Here’s some more from around the AFC.

  • Steelers GM Kevin Colbert‘s already stated he will remain true to Pittsburgh’s build-from-within model and is eyeing a production leap from one of the Steelers’ holdover defenders, similar to how Cameron Heyward ascended in 2014 and Stephon Tuitt last season. “We talked about that last year, the progression has to outpace the regression of some of the older guys,” Colbert told media, including Mark Kaboly of the Pittsburgh Tribune-Review. “I think outside help will be important but also those young guys taking that next step.” Colbert singled out linebackers Bud Dupree and Ryan Shazier, whom the Steelers used their past two first-round picks on, as potential ascending cogs. The Steelers, however, have fortified their front seven well, housing four first-round linebackers and signing Heyward to an extension last year. Pittsburgh’s pass defense slunk from 27th to 30th last season. Kaboly identifies second-year player Senquez Golson as a prime performer to elevate the Steelers’ pass defense from in-house. The 2015 second-rounder missed the entire season due to injury.

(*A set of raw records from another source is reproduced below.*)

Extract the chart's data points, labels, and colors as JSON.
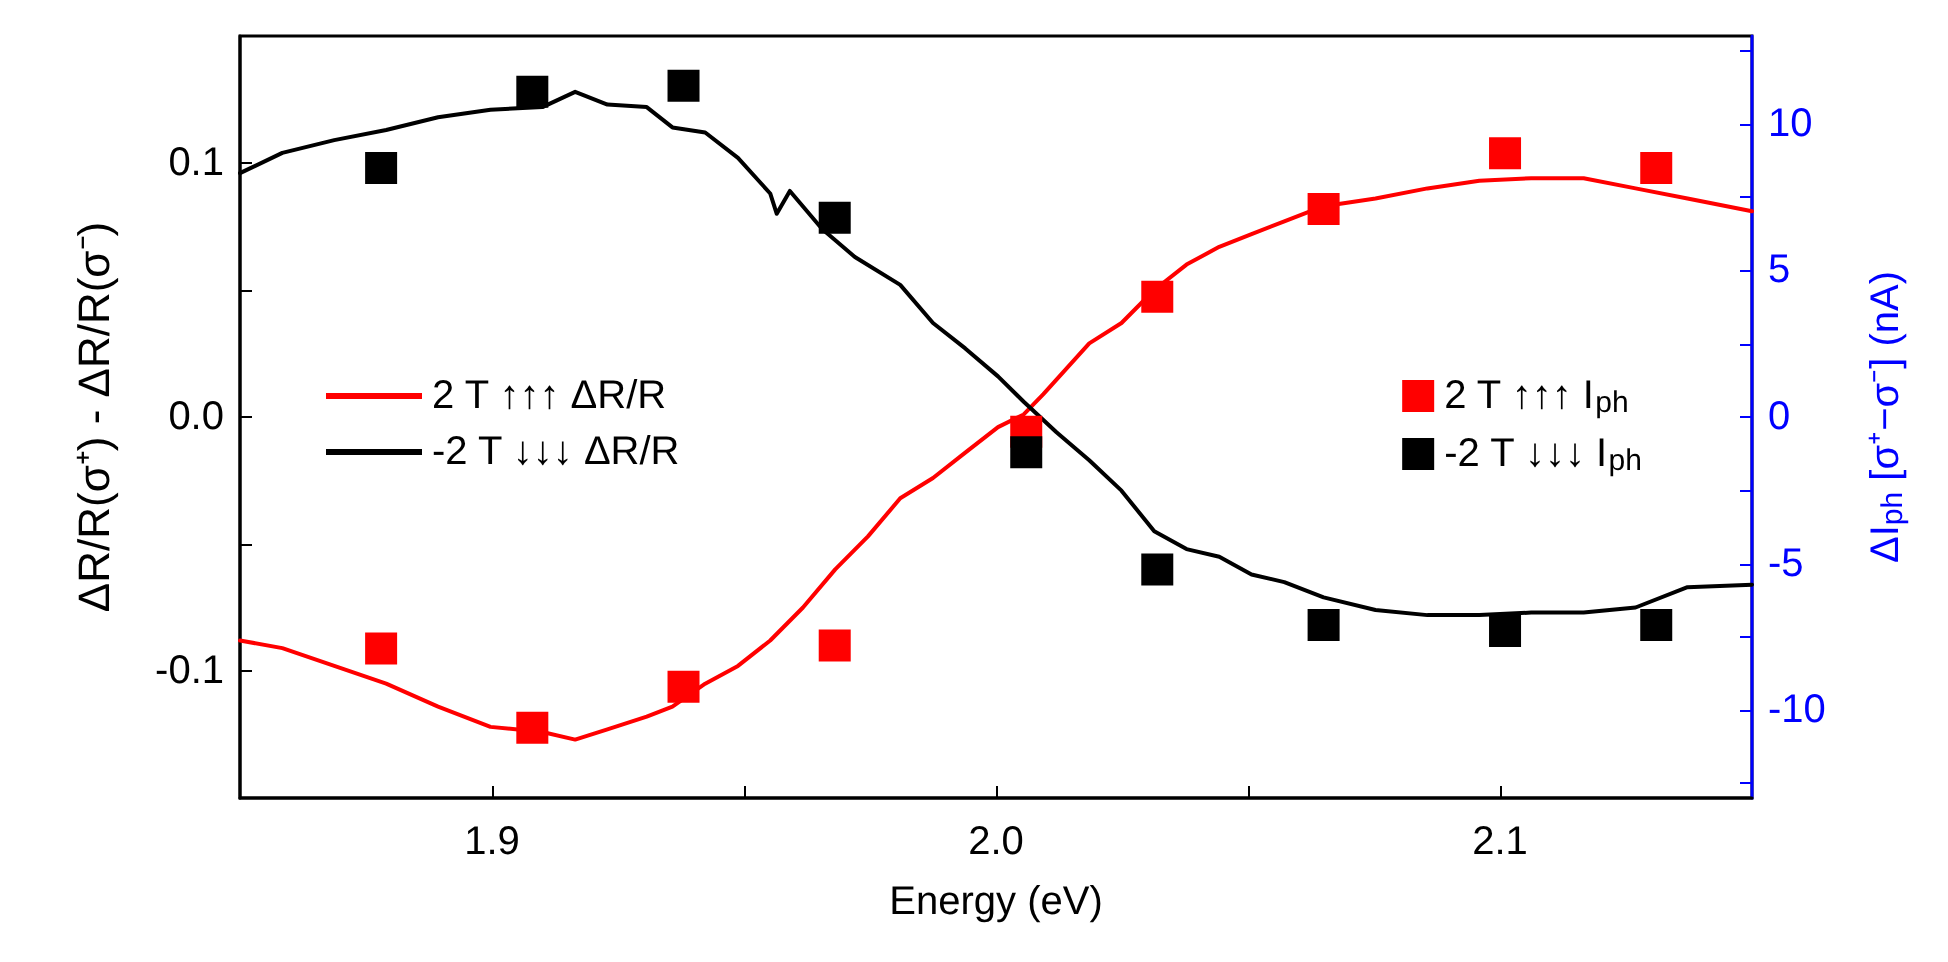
{
  "chart_data": {
    "type": "line",
    "xlabel": "Energy (eV)",
    "ylabel": "ΔR/R(σ⁺) - ΔR/R(σ⁻)",
    "y2label": "ΔI$_{ph}$ [σ⁺−σ⁻] (nA)",
    "xlim": [
      1.85,
      2.15
    ],
    "xticks": [
      1.9,
      {
        "value": 1.95,
        "label": null
      },
      {
        "value": 2,
        "label": "2.0"
      },
      {
        "value": 2.05,
        "label": null
      },
      2.1
    ],
    "ylim": [
      -0.15,
      0.15
    ],
    "yticks": [
      -0.1,
      {
        "value": -0.05,
        "label": null
      },
      {
        "value": 0,
        "label": "0.0"
      },
      {
        "value": 0.05,
        "label": null
      },
      0.1
    ],
    "y2lim": [
      -13,
      13
    ],
    "y2ticks": [
      {
        "value": -12.5,
        "label": null
      },
      -10,
      {
        "value": -7.5,
        "label": null
      },
      -5,
      {
        "value": -2.5,
        "label": null
      },
      0,
      {
        "value": 2.5,
        "label": null
      },
      5,
      {
        "value": 7.5,
        "label": null
      },
      10,
      {
        "value": 12.5,
        "label": null
      }
    ],
    "grid": false,
    "legend": "left",
    "line_style": "solid",
    "marker": "none",
    "series": [
      {
        "name": "2 T ↑↑↑ ΔR/R",
        "color": "#ff0000",
        "x": [
          1.85,
          1.8584,
          1.8687,
          1.879,
          1.8893,
          1.8997,
          1.91,
          1.9165,
          1.9229,
          1.9307,
          1.9358,
          1.9423,
          1.9488,
          1.9552,
          1.9617,
          1.9681,
          1.9746,
          1.981,
          1.9875,
          1.9939,
          2.0004,
          2.0055,
          2.0094,
          2.0185,
          2.0249,
          2.0314,
          2.0378,
          2.0443,
          2.0507,
          2.0572,
          2.065,
          2.0753,
          2.0856,
          2.0959,
          2.1062,
          2.1166,
          2.1269,
          2.1372,
          2.15
        ],
        "values": [
          -0.088,
          -0.091,
          -0.098,
          -0.105,
          -0.114,
          -0.122,
          -0.124,
          -0.127,
          -0.123,
          -0.118,
          -0.114,
          -0.105,
          -0.098,
          -0.088,
          -0.075,
          -0.06,
          -0.047,
          -0.032,
          -0.024,
          -0.014,
          -0.004,
          0.001,
          0.009,
          0.029,
          0.037,
          0.05,
          0.06,
          0.067,
          0.072,
          0.077,
          0.083,
          0.086,
          0.09,
          0.093,
          0.094,
          0.094,
          0.09,
          0.086,
          0.081
        ]
      },
      {
        "name": "-2 T ↓↓↓ ΔR/R",
        "color": "#000000",
        "x": [
          1.85,
          1.8584,
          1.8687,
          1.879,
          1.8893,
          1.8997,
          1.91,
          1.9165,
          1.9229,
          1.9307,
          1.9358,
          1.9423,
          1.9488,
          1.9552,
          1.9565,
          1.9591,
          1.9655,
          1.972,
          1.981,
          1.9875,
          1.9939,
          2.0004,
          2.0055,
          2.012,
          2.0185,
          2.0249,
          2.0314,
          2.0378,
          2.0443,
          2.0507,
          2.0572,
          2.065,
          2.0753,
          2.0856,
          2.0959,
          2.1062,
          2.1166,
          2.1269,
          2.1372,
          2.15
        ],
        "values": [
          0.096,
          0.104,
          0.109,
          0.113,
          0.118,
          0.121,
          0.122,
          0.128,
          0.123,
          0.122,
          0.114,
          0.112,
          0.102,
          0.088,
          0.08,
          0.089,
          0.074,
          0.063,
          0.052,
          0.037,
          0.027,
          0.016,
          0.006,
          -0.006,
          -0.017,
          -0.029,
          -0.045,
          -0.052,
          -0.055,
          -0.062,
          -0.065,
          -0.071,
          -0.076,
          -0.078,
          -0.078,
          -0.077,
          -0.077,
          -0.075,
          -0.067,
          -0.066
        ]
      },
      {
        "name": "2 T ↑↑↑ I$_{ph}$",
        "type": "scatter",
        "marker": "square",
        "axis": "y2",
        "color": "#ff0000",
        "x": [
          1.878,
          1.908,
          1.938,
          1.968,
          2.006,
          2.032,
          2.065,
          2.101,
          2.131
        ],
        "values": [
          -7.9,
          -10.6,
          -9.2,
          -7.8,
          -0.5,
          4.1,
          7.1,
          9.0,
          8.5
        ]
      },
      {
        "name": "-2 T ↓↓↓ I$_{ph}$",
        "type": "scatter",
        "marker": "square",
        "axis": "y2",
        "color": "#000000",
        "x": [
          1.878,
          1.908,
          1.938,
          1.968,
          2.006,
          2.032,
          2.065,
          2.101,
          2.131
        ],
        "values": [
          8.5,
          11.1,
          11.3,
          6.8,
          -1.2,
          -5.2,
          -7.1,
          -7.3,
          -7.1
        ]
      }
    ]
  }
}
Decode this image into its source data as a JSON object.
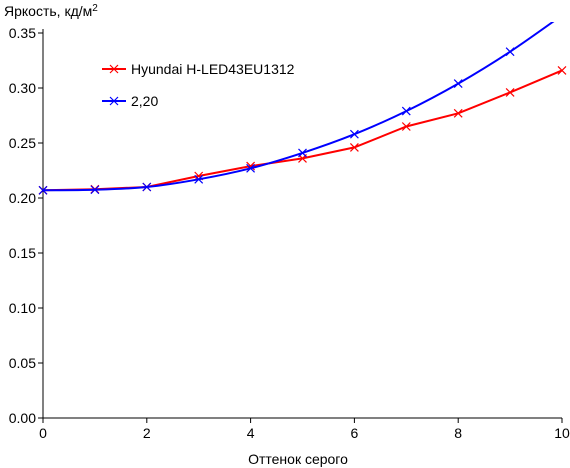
{
  "chart_data": {
    "type": "line",
    "title": "",
    "ylabel": "Яркость, кд/м",
    "ylabel_sup": "2",
    "xlabel": "Оттенок серого",
    "xlim": [
      0,
      10
    ],
    "ylim": [
      0,
      0.35
    ],
    "x_ticks": [
      0,
      2,
      4,
      6,
      8,
      10
    ],
    "x_tick_labels": [
      "0",
      "2",
      "4",
      "6",
      "8",
      "10"
    ],
    "y_ticks": [
      0,
      0.05,
      0.1,
      0.15,
      0.2,
      0.25,
      0.3,
      0.35
    ],
    "y_tick_labels": [
      "0.00",
      "0.05",
      "0.10",
      "0.15",
      "0.20",
      "0.25",
      "0.30",
      "0.35"
    ],
    "grid": false,
    "legend_position": "top-left",
    "x": [
      0,
      1,
      2,
      3,
      4,
      5,
      6,
      7,
      8,
      9,
      10
    ],
    "series": [
      {
        "name": "Hyundai H-LED43EU1312",
        "color": "#ff0000",
        "marker": "x",
        "values": [
          0.207,
          0.208,
          0.21,
          0.22,
          0.229,
          0.236,
          0.246,
          0.265,
          0.277,
          0.296,
          0.316
        ]
      },
      {
        "name": "2,20",
        "color": "#0000ff",
        "marker": "x",
        "smooth": true,
        "values": [
          0.207,
          0.2075,
          0.21,
          0.217,
          0.227,
          0.241,
          0.258,
          0.279,
          0.304,
          0.333,
          0.366
        ]
      }
    ]
  }
}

  • Given that the Browns are regularly early-first-round drafters but haven’t selected a quarterback in the top five since Tim Couch in 1999, Mary Kay Cabot of the Cleveland Plain Dealer doesn’t envision the Browns trading out of their No. 2 spot. While there aren’t rock-solid top-five quarterbacks in this prospect pool as there have been in recent years, the Browns have better odds at drafting this class’ best quarterback since the Titans won’t take one at No. 1. Cleveland took three QBs at No. 22 overall in the past nine years — Brady Quinn, Brandon Weeden and Johnny Manziel — only for all to falter. Cabot points to the Browns’ trading down from No. 4 to No. 8 and ending up with Justin Gilbert instead of Sammy Watkins as an example that would make Cleveland hesitant to orchestrate such a maneuver with this kind of glaring need.
  • The Broncos shouldn’t give in to the escalating demands of the quarterback market in assessing their potential offer to free agent Brock Osweiler, Mark Kizsla of the Denver Post writes. Using recent contracts given to Nick Foles, Mark Sanchez and Matt Cassel, Kizsla recommends Denver offer Osweiler no more than $10MM per season, as the team’s proven it can win a Super Bowl with adequate quarterback play. Troy Renck of the Denver Post counters that Foles’ three-year, $36MM deal fits for Osweiler, who went 4-2 in games he started and played throughout, and that a $10MM offer would force Denver to scramble for lower-tier options like Robert Griffin III.
  • Mackensie Alexander or Eli Apple could be options for the Raiders at No. 14, Eric Branch of the San Francisco Chronicle writes. The Raiders are thin at corner, with waiver claim David Amerson residing as their best in-house option. But Oakland’s safety situation needs work too. After Charles Woodson‘s retirement, the Raiders cut and then re-signed Nate Allen at a lower salary.